Ainsi, selon les détracteurs du dépistage du cancer du sein par mammographie, cet examen, du fait de sa fréquence, soumettrait les patientes à une exposition dangereuse aux rayonnements ionisants ; il serait donc susceptible de causer plus de cancers qu’il ne sauverait de vies. De plus, le dépistage systématique s’accompagnerait d’un surdiagnostic, entraînant une prise en charge inutile de femmes en bonne santé. Le rapport bénéfice/risque de ce type de dépistage serait donc défavorable.
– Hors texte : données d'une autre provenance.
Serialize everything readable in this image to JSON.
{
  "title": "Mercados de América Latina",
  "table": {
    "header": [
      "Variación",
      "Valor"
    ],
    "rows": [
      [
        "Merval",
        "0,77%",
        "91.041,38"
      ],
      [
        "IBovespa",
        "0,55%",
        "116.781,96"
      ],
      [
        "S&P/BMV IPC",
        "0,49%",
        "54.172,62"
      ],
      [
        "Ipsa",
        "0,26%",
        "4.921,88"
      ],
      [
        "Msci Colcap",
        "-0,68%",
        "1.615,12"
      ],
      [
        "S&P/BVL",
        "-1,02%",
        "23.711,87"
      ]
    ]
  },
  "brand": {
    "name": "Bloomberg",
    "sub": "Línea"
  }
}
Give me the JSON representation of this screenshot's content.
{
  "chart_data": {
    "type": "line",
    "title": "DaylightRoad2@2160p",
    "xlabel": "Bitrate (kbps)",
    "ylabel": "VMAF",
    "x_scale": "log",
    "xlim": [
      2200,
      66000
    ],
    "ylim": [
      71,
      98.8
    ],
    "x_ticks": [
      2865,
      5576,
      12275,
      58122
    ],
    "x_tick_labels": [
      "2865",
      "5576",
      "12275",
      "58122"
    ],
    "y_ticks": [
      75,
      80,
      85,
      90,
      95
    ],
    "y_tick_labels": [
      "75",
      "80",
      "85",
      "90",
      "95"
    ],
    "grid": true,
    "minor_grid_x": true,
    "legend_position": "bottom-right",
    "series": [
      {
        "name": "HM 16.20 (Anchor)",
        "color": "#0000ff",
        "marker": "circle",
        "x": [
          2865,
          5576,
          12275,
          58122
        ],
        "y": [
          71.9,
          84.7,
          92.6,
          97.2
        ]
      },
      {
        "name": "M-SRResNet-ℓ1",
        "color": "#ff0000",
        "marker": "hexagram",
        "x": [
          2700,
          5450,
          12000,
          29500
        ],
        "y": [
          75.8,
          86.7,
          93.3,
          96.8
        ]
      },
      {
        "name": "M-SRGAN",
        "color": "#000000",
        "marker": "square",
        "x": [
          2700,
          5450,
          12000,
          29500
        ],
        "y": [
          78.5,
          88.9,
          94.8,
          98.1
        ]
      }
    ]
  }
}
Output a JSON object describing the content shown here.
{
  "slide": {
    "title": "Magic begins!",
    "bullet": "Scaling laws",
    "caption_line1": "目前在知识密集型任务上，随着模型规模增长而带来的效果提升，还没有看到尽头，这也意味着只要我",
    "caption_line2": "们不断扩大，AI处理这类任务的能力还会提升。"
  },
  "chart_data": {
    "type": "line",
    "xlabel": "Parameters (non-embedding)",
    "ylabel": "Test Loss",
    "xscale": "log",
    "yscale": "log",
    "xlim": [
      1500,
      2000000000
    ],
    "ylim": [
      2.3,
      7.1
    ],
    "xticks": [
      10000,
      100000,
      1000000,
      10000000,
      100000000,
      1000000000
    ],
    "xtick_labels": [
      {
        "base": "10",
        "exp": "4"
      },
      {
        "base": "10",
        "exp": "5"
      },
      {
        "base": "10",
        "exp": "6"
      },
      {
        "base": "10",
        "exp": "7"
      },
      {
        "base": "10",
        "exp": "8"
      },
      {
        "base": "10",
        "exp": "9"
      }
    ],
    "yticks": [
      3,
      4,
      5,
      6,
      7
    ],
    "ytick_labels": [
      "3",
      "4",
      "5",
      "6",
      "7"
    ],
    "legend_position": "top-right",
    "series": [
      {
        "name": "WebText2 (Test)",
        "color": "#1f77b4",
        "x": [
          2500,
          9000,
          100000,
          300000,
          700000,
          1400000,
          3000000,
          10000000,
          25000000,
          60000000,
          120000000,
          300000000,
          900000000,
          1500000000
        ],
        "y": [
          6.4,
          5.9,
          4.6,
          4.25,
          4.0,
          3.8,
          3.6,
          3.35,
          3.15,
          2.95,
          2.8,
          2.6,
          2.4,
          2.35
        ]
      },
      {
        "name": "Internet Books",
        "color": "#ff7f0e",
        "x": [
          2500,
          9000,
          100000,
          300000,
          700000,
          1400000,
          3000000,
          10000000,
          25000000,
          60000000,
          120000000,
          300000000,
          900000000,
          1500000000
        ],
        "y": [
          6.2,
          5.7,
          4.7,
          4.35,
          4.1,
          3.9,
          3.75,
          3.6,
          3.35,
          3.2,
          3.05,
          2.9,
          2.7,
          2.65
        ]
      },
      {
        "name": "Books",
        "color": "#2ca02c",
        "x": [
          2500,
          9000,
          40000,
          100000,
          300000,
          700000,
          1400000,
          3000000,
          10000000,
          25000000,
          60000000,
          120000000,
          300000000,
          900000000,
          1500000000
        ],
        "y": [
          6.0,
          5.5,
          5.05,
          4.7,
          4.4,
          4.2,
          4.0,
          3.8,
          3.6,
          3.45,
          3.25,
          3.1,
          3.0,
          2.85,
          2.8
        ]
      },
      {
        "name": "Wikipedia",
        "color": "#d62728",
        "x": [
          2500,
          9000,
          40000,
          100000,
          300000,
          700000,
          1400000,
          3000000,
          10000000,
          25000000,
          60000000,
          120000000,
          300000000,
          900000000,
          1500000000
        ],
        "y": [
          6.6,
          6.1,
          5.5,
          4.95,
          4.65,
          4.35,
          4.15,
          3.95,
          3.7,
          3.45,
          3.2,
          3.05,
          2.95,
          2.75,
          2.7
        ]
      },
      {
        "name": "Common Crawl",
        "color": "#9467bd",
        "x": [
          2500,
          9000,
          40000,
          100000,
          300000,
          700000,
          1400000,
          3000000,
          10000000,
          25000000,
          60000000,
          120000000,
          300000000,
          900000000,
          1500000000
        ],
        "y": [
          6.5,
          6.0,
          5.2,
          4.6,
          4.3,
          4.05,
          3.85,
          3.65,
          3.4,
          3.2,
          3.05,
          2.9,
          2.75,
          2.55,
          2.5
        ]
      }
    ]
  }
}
Certaines études, dont la plus récente est parue dans le British Journal of Medicine and Medical Research en septembre 2012, mettent, en effet, en évidence le risque accru de développer un cancer du sein à la suite d’une exposition aux rayonnements ionisants des appareils d’imagerie médicale. Toutefois, ces observations ne sont pas réellement significatives, car elles concernent un échantillon très réduit de femmes, porteuses, qui plus est, des gènes BRCA 1 ou 2, qui favorisent l’apparition de cancers. Le risque d’avoir un cancer du sein augmenterait de 43 % chez ces patientes lorsqu’elles ont été, de surcroît, exposées à des rayonnements, lors de diagnostics ou de dépistages, entre 20 et 29 ans. Pour ces femmes, la mammographie devra être remplacée par une IRM.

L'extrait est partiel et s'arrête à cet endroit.